Der zweite Teil bei der Abgebeseite ist die Erfassung der Währungsgewinne. Meine Partei stimmt voll und ganz mit dem Gedanken überein, daß wir die Währungsgewinne vollständig erfassen müssen. Wir erstreben nur dort Milderungen, wo diese Währungsgewinne keine echten Gewinne sind. Wenn wir die Hypothekengewinne erfassen, so müssen wir sie auch saldieren lassen mit den Verlusten etwa aus Pfandbriefen, die besonders zur Tilgung dieser Hypotheken angeschafft und bereitgestellt worden sind, weil eine Tilgung der Hypotheken vorher nicht möglich war. Es wäre ungerecht, wenn man auf der einen Seite den Währungsgewinn abschöpfen und Währungsverluste dagegen dem Gläubiger überlassen wollte.

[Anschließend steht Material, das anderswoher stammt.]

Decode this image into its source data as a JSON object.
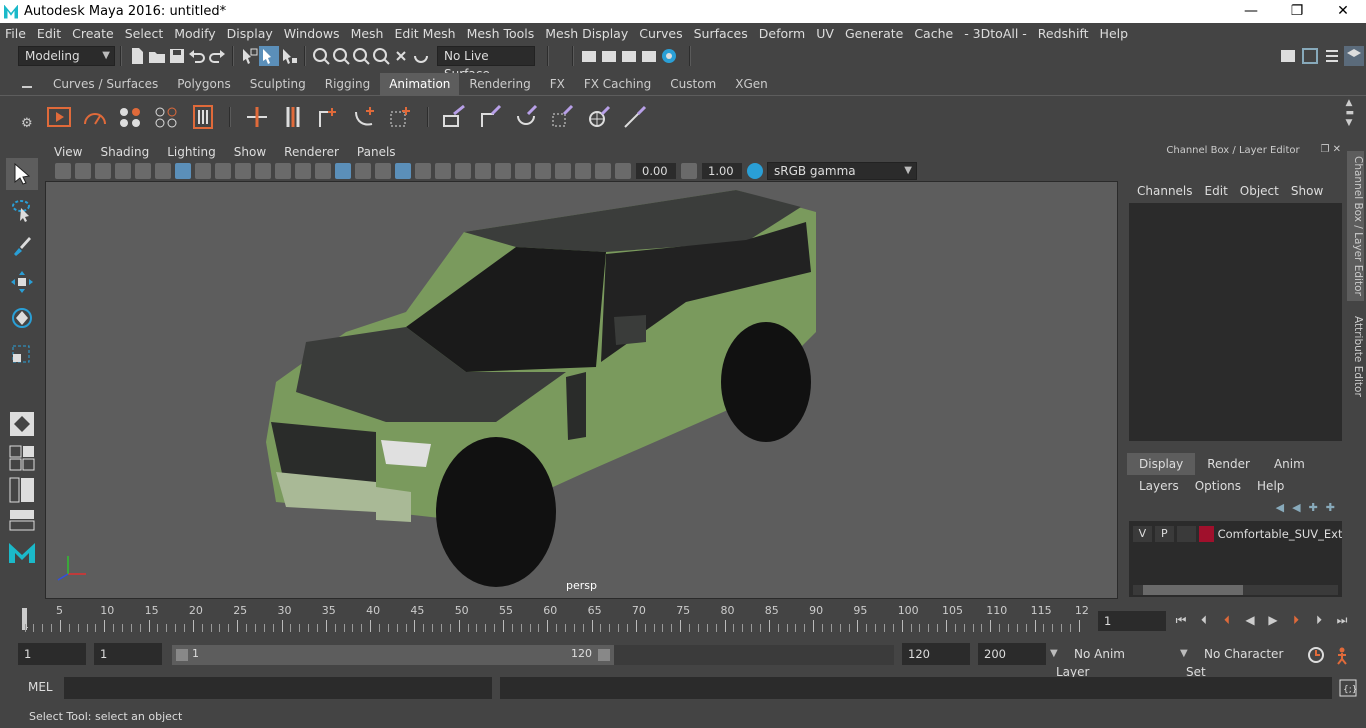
{
  "window": {
    "title": "Autodesk Maya 2016: untitled*",
    "controls": [
      "—",
      "❐",
      "✕"
    ]
  },
  "menu": [
    "File",
    "Edit",
    "Create",
    "Select",
    "Modify",
    "Display",
    "Windows",
    "Mesh",
    "Edit Mesh",
    "Mesh Tools",
    "Mesh Display",
    "Curves",
    "Surfaces",
    "Deform",
    "UV",
    "Generate",
    "Cache",
    "- 3DtoAll -",
    "Redshift",
    "Help"
  ],
  "statusline": {
    "mode": "Modeling",
    "live_surface": "No Live Surface"
  },
  "shelf": {
    "tabs": [
      "Curves / Surfaces",
      "Polygons",
      "Sculpting",
      "Rigging",
      "Animation",
      "Rendering",
      "FX",
      "FX Caching",
      "Custom",
      "XGen"
    ],
    "active_tab": "Animation"
  },
  "viewport": {
    "menu": [
      "View",
      "Shading",
      "Lighting",
      "Show",
      "Renderer",
      "Panels"
    ],
    "exposure": "0.00",
    "gamma": "1.00",
    "color_space": "sRGB gamma",
    "camera": "persp"
  },
  "channel_box": {
    "title": "Channel Box / Layer Editor",
    "menu": [
      "Channels",
      "Edit",
      "Object",
      "Show"
    ],
    "layer_tabs": [
      "Display",
      "Render",
      "Anim"
    ],
    "active_layer_tab": "Display",
    "layer_menu": [
      "Layers",
      "Options",
      "Help"
    ],
    "layer": {
      "visible": "V",
      "playback": "P",
      "name": "Comfortable_SUV_Exte",
      "color": "#a0102c"
    },
    "side_tabs": [
      "Channel Box / Layer Editor",
      "Attribute Editor"
    ]
  },
  "timeline": {
    "ticks": [
      "5",
      "10",
      "15",
      "20",
      "25",
      "30",
      "35",
      "40",
      "45",
      "50",
      "55",
      "60",
      "65",
      "70",
      "75",
      "80",
      "85",
      "90",
      "95",
      "100",
      "105",
      "110",
      "115",
      "12"
    ],
    "start_label": "1",
    "current_frame": "1"
  },
  "range": {
    "start": "1",
    "anim_start": "1",
    "slider_start": "1",
    "slider_end": "120",
    "end": "120",
    "anim_end": "200",
    "anim_layer": "No Anim Layer",
    "character_set": "No Character Set"
  },
  "command": {
    "label": "MEL"
  },
  "help_line": "Select Tool: select an object"
}
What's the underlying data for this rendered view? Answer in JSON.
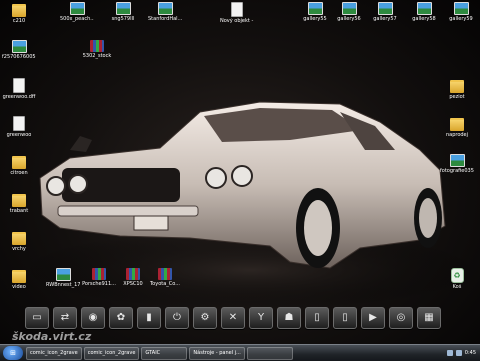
{
  "desktop": {
    "icons": [
      {
        "label": "c210",
        "type": "folder"
      },
      {
        "label": "500x_peach...",
        "type": "image"
      },
      {
        "label": "sng579Ill",
        "type": "image"
      },
      {
        "label": "StanfordHal...",
        "type": "image"
      },
      {
        "label": "Nový objekt - Textový d...",
        "type": "doc"
      },
      {
        "label": "gallery55",
        "type": "image"
      },
      {
        "label": "gallery56",
        "type": "image"
      },
      {
        "label": "gallery57",
        "type": "image"
      },
      {
        "label": "gallery58",
        "type": "image"
      },
      {
        "label": "gallery59",
        "type": "image"
      },
      {
        "label": "f2570676005...",
        "type": "image"
      },
      {
        "label": "5302_stock",
        "type": "rar"
      },
      {
        "label": "greenwoo.dff",
        "type": "doc"
      },
      {
        "label": "peziot",
        "type": "folder"
      },
      {
        "label": "greenwoo",
        "type": "doc"
      },
      {
        "label": "naprodej",
        "type": "folder"
      },
      {
        "label": "citroen",
        "type": "folder"
      },
      {
        "label": "fotografie0352",
        "type": "image"
      },
      {
        "label": "trabant",
        "type": "folder"
      },
      {
        "label": "vrchy",
        "type": "folder"
      },
      {
        "label": "video",
        "type": "folder"
      },
      {
        "label": "RWBnnest_174...",
        "type": "image"
      },
      {
        "label": "Porsche911...",
        "type": "rar"
      },
      {
        "label": "XPSC10",
        "type": "rar"
      },
      {
        "label": "Toyota_Co...",
        "type": "rar"
      },
      {
        "label": "Koš",
        "type": "recycle"
      }
    ]
  },
  "dock": {
    "buttons": [
      {
        "icon": "monitor-icon",
        "glyph": "▭"
      },
      {
        "icon": "network-icon",
        "glyph": "⇄"
      },
      {
        "icon": "disc-icon",
        "glyph": "◉"
      },
      {
        "icon": "knot-icon",
        "glyph": "✿"
      },
      {
        "icon": "battery-icon",
        "glyph": "▮"
      },
      {
        "icon": "power-icon",
        "glyph": "⏻"
      },
      {
        "icon": "settings-icon",
        "glyph": "⚙"
      },
      {
        "icon": "tools-icon",
        "glyph": "✕"
      },
      {
        "icon": "wrench-icon",
        "glyph": "Y"
      },
      {
        "icon": "people-icon",
        "glyph": "☗"
      },
      {
        "icon": "pages-icon",
        "glyph": "▯"
      },
      {
        "icon": "document-icon",
        "glyph": "▯"
      },
      {
        "icon": "play-icon",
        "glyph": "▶"
      },
      {
        "icon": "record-icon",
        "glyph": "◎"
      },
      {
        "icon": "image-icon",
        "glyph": "▦"
      }
    ]
  },
  "watermark": "škoda.virt.cz",
  "taskbar": {
    "start_label": "⊞",
    "tasks": [
      "comic_icon_2grave",
      "comic_icon_2grave",
      "GTAIC",
      "Nástroje - panel j...",
      ""
    ],
    "clock": "0:45"
  },
  "colors": {
    "background": "#000000",
    "folder": "#f2c14e",
    "taskbar": "#1f2328",
    "label": "#ffffff"
  }
}
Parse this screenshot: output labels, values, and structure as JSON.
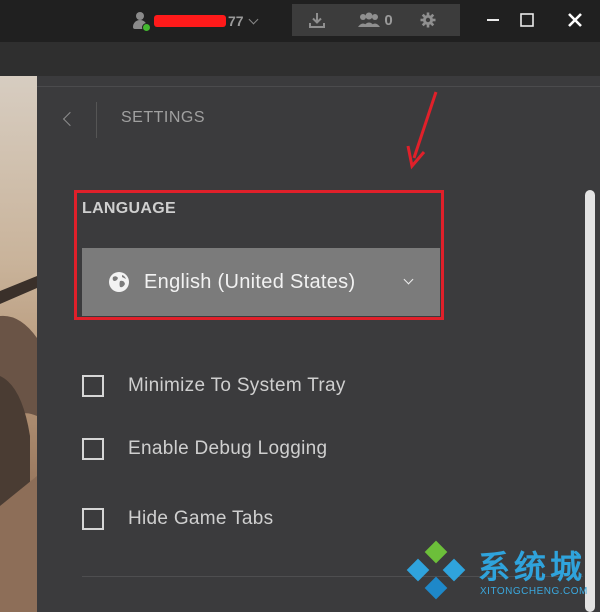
{
  "titlebar": {
    "user_name_suffix": "77",
    "friends_count": "0",
    "icons": [
      "user-icon",
      "download-icon",
      "friends-icon",
      "gear-icon",
      "minimize-icon",
      "maximize-icon",
      "close-icon"
    ]
  },
  "settings": {
    "title": "SETTINGS",
    "language": {
      "label": "LANGUAGE",
      "selected": "English (United States)"
    },
    "options": [
      {
        "label": "Minimize To System Tray",
        "checked": false
      },
      {
        "label": "Enable Debug Logging",
        "checked": false
      },
      {
        "label": "Hide Game Tabs",
        "checked": false
      }
    ]
  },
  "watermark": {
    "title": "系统城",
    "subtitle": "XITONGCHENG.COM"
  },
  "colors": {
    "highlight": "#e0202a",
    "online": "#43b72f",
    "watermark": "#2fa3dc"
  }
}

Den schwerwiegendsten Grund zur Beanstandung bildet aber die sogenannte Kreditgewinnabgabe. Sie verletzt in erster Linie den Grundsatz der steuerlichen Gerechtigkeit; denn nur ein Teil der Steuerschuldner, die Kreditgewinne gemacht haben, soll durch dieses Gesetz zur Abgabe herangezogen werden. Der große Teil der Nicht-Buchführungspflichtigen wird dabei nicht erfaßt. Dieser Teil hat also die Möglichkeit, auf diese Weise seine Kriegsschäden voll und ganz zu saldieren. Man müßte daher demjenigen, der seine Währungsgewinne abzugeben hat, zumindest eine Teilsaldierungsmöglichkeit gegenüber den Kriegsschäden zugestehen.
Meine Damen und Herren, ich habe eine Reihe von Punkten vorgetragen, zu denen wir in den Beratungen des Lastenausgleichs-Ausschusses bezüglich der Abgabeseite Stellung nehmen werden. Das ändert nichts daran, daß wir auf dieser Seite grundsätzlich voll und ganz hinter dem Regierungsentwurf stehen und bereit sind — wie ich nochmals betonen will —, bei der Gestaltung der Abgabepflicht bis an die Grenze des Möglichen zu gehen, aber auch nur so hoch, daß unsere Wirtschaft dadurch nicht geschädigt wird. In diesem Sinne werden wir sachlich und ehrlich in dem Ausschuß mitarbeiten.